P29 Hidden immune memory niches in inflammatory skin diseases
Lloyd Steele, April Foster, Kenny Roberts, Chloe Admane, Sebastian Birk, Pavel Mazin, Amir Akbarnejad, Katy Tudor, Benjamin Rumney, Hon Man Chan, Bayanne Olabi, Treasa Jiang, Victoria Rowe, David Baudry, Christine Hale, Elena Winheim, Elias Farr, Joe McWilliam, Laura Gambardella, Keerthi Priya Chakala, Nusayhah Gopee, Amirhossein Vahidi, Edel A O’Toole, Daniela Basurto-Lozada, David Horsfall, Emily Stephenson, Vijaya Baskar Mahalingam Shanmugiah, Catherine Smith, Satveer Mahil, Mohammad Lotfollahi, Muzlifah HaniffaAbstract
Introduction and aims
Disease-associated histopathological features are widely used to identify tissue microenvironments or niches for diagnostics and treatment response in clinical practice.
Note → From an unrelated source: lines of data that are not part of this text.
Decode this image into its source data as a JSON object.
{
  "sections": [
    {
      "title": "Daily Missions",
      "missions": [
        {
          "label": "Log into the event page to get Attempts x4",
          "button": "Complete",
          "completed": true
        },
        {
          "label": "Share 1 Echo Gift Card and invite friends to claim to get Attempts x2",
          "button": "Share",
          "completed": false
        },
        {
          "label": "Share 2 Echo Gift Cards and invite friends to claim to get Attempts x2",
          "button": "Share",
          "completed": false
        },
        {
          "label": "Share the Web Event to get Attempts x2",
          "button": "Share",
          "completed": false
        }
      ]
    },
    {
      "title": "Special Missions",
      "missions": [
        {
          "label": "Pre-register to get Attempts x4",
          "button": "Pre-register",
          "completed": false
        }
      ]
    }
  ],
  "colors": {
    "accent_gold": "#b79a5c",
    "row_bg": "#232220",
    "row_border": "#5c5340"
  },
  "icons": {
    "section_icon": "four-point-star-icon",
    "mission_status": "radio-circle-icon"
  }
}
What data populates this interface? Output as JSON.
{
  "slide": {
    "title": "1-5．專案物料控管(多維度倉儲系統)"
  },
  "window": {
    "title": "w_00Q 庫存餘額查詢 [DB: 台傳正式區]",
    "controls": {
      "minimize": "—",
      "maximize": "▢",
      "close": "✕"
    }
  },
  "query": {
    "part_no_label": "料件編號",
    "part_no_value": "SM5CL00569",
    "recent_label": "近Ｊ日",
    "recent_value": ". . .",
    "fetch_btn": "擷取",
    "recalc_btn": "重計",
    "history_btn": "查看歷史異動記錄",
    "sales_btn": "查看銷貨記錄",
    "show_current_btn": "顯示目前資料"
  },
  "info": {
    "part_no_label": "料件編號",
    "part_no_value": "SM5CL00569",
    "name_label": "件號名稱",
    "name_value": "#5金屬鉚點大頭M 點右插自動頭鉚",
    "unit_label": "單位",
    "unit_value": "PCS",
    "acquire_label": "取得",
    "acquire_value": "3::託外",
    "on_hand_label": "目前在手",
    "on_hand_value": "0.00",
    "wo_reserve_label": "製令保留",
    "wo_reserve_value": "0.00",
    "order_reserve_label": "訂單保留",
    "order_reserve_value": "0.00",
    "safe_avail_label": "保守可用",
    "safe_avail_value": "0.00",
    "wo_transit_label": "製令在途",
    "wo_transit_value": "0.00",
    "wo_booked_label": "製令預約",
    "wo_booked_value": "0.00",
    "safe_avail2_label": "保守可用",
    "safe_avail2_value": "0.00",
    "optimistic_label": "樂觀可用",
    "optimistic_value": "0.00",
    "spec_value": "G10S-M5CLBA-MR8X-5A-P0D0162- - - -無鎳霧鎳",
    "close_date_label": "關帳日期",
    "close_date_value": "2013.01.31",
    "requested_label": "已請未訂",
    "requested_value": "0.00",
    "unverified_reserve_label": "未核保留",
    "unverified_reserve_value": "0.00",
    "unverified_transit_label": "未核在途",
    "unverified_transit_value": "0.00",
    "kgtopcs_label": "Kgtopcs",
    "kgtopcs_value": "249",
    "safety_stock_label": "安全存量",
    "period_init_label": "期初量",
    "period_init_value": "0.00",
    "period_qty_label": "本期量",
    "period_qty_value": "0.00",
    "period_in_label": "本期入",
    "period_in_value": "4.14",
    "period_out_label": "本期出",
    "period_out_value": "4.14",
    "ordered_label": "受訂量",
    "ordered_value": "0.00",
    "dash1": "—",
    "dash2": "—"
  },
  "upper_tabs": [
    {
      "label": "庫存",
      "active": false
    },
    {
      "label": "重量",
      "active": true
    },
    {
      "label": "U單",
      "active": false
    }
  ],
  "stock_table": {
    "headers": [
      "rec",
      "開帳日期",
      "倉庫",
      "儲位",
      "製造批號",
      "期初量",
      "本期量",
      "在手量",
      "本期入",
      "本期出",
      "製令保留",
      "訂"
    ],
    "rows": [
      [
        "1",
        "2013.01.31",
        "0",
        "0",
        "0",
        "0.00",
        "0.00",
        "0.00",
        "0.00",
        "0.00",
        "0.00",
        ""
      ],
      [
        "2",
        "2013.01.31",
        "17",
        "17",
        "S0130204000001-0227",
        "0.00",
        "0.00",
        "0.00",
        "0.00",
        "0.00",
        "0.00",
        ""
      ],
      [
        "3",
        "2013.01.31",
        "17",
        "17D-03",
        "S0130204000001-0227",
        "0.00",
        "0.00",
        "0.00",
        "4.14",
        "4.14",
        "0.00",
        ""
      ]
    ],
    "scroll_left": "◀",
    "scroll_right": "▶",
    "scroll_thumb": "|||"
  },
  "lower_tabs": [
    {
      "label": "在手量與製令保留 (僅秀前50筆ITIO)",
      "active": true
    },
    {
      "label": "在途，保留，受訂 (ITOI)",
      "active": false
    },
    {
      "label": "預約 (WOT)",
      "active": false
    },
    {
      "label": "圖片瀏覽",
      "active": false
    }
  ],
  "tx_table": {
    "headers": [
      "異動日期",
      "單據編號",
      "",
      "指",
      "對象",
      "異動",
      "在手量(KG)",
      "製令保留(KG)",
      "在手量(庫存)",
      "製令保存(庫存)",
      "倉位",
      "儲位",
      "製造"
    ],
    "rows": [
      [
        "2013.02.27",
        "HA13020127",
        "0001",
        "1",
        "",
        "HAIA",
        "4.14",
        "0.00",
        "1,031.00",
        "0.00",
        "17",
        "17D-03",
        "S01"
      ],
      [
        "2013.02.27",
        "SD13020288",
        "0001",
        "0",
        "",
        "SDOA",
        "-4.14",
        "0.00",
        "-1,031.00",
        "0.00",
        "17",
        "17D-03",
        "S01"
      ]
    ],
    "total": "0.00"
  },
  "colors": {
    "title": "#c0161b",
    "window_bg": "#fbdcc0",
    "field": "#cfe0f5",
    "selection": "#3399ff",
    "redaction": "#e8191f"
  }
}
However, despite its widespread use, histopathology does not reveal the full cellular and molecular composition of known pathological niches. Furthermore, the existence of pathological niches that may not be histologically discernible remains unknown.
Methods
In this study, we generated a spatially resolved multimodal molecular atlas of ∼5 million human skin cells (including 113 skin sections profiled using Xenium-5k) and applied deep learning to unbiasedly decode 26 skin niches in health and disease.
Results
Several disease-associated niches corresponded to known histopathological features, and we defined their cellular and molecular features, colocalizations and interactions. Additionally, we discovered an immunologically active role for skin appendageal structures in disease mechanisms, potentially contributing to inflammatory memory, that was not identifiable using standard histopathological analysis. These include a resident memory T-cell-rich niche in the sebaceous gland and a plasma cell-rich niche in the sweat gland, analogous to the gland-associated immune niche in lung. Finally, we illustrate how our atlas can be used to generate high-resolution representations using transfer learning, resolving rare T-cell and sebocyte subsets not possible in the original studies, validating niche identification, and the spatial enrichment of candidate genes linked to disease-associated genetic variants.
Conclusions
Overall, our study links histopathology and atlas-scale genomics to reveal novel insights into inflammatory disease pathogenesis, chronicity and potentially curative therapeutic avenues, using skin as an exemplar tissue for this approach.